Making Sense of Uncertainty in Science and Policy

Not even wrong - Performativity of Science as an Edge Case for Uncertainty Talk

Jakob Ortmann (Leibniz University Hannover)

Abstract: It is a well-appreciated phenomenon that scientific models and theories (broadly construed) sometimes causally influence their targets; related terms are reactivity, reflexivity or performativity. This is usually cast as yielding epistemic and ontological problems; Ian Hacking, for instance, worried that with 'interactive kinds', there might not exist a stable target to have knowledge about.
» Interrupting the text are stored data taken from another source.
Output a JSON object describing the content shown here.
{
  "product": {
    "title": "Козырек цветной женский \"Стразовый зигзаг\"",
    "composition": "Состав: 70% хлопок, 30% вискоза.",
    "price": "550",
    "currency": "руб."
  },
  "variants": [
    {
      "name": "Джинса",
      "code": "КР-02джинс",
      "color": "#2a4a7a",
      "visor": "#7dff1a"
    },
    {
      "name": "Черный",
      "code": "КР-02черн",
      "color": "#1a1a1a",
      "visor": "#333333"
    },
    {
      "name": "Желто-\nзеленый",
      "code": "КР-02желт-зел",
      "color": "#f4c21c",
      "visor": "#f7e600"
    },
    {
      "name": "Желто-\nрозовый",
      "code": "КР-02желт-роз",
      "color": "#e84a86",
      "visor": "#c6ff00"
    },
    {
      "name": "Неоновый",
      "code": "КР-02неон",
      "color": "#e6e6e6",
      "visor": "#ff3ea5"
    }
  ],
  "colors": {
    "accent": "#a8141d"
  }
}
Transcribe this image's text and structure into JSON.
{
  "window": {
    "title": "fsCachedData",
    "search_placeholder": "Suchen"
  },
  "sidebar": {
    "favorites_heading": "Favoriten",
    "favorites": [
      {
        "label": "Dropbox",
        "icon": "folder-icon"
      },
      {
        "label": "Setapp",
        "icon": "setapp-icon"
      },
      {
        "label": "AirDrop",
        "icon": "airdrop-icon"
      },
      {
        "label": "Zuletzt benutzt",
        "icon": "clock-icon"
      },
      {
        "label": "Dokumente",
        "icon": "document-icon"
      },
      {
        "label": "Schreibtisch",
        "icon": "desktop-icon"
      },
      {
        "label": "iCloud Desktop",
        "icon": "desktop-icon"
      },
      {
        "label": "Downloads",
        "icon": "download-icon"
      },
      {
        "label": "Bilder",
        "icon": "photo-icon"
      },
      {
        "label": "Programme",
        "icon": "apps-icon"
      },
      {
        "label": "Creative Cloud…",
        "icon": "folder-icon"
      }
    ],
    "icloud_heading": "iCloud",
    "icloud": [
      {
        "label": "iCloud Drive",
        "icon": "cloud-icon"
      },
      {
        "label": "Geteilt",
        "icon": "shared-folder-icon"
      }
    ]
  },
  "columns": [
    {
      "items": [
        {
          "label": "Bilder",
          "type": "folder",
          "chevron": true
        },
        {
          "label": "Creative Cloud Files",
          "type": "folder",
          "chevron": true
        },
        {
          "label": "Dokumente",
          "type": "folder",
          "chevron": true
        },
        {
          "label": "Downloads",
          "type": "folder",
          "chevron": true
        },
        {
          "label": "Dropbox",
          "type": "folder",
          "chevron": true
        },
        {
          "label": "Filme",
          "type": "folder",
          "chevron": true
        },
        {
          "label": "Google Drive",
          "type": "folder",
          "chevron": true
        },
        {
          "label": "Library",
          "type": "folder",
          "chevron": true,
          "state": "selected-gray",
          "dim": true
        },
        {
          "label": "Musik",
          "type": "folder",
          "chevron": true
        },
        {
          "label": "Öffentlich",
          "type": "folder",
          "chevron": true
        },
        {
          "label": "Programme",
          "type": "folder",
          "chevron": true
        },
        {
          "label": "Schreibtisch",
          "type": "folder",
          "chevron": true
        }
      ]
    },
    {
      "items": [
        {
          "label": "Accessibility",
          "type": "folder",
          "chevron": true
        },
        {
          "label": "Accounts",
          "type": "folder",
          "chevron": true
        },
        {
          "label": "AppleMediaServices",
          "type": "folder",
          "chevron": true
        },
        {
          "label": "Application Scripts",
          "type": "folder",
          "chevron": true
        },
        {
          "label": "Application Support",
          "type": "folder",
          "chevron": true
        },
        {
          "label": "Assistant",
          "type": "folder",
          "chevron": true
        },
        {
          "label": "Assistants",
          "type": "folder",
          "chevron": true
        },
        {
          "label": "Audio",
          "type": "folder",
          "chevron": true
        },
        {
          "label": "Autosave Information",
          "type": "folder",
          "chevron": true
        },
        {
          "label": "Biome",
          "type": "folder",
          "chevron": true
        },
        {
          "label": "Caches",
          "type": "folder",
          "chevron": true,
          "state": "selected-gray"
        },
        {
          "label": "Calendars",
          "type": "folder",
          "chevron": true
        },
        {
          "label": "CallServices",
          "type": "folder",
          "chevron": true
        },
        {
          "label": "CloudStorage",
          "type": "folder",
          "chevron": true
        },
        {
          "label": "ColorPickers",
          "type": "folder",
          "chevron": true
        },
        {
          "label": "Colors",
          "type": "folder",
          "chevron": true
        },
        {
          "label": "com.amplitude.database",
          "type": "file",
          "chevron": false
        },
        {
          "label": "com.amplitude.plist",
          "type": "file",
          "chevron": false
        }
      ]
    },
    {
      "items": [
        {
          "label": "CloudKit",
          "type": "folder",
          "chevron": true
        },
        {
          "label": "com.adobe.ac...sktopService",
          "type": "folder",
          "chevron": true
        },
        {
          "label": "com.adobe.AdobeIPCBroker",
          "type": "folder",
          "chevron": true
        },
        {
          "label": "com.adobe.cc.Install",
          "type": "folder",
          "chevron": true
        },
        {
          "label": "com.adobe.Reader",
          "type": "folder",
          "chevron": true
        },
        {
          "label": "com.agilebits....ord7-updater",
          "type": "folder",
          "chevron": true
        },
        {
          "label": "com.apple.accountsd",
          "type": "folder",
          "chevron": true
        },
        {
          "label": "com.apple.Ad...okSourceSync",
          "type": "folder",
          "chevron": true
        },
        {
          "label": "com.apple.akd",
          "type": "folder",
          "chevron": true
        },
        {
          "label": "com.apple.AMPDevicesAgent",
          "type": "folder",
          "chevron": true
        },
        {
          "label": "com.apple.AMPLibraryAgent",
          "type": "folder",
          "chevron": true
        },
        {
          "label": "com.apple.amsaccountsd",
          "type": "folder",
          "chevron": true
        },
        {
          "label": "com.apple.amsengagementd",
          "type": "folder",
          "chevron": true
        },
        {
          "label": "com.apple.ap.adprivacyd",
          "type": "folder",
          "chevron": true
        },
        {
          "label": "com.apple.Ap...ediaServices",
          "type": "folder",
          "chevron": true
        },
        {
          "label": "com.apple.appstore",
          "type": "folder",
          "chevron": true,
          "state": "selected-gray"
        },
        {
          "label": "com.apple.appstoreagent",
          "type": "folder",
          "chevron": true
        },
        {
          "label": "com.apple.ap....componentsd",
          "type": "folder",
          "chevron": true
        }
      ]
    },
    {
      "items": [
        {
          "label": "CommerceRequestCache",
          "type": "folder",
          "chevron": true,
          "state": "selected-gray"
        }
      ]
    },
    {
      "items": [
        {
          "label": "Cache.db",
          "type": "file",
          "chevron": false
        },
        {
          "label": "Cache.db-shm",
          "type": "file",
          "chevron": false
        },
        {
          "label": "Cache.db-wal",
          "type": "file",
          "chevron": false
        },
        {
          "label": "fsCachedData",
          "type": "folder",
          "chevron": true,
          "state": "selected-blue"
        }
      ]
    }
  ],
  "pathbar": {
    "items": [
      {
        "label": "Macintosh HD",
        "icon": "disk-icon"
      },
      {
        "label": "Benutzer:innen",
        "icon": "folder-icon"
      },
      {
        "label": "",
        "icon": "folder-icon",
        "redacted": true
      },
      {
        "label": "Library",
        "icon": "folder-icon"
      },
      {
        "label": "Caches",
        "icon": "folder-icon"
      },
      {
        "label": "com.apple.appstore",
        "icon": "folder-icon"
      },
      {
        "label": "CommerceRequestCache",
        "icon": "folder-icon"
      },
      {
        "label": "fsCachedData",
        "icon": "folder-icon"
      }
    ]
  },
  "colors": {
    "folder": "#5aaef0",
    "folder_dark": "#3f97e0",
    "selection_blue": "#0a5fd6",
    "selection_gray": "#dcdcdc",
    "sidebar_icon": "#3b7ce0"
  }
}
Many others, especially in economics, voiced concerns about the difficulties of predicting in the face of performativity - people could, the argument goes, always just choose to behave differently if they know about someone else’s prediction. In this talk, I advance the following claim: to regard performativity-induced (in)stability of target systems as a particularly 'epistemic' challenge is, in some ways, a category mistake - once we recognise a model as performative, we are already committed to regarding some salient model-target relations as causal, not epistemic, and thus committed to regarding the epistemic value of the initial model as, at best, incomplete. I argue that this has consequences for how epistemic concepts, such as uncertainty, should be deployed in such contexts. I conclude by outlining a ‘two-models model’ of performativity to help articulate these implications.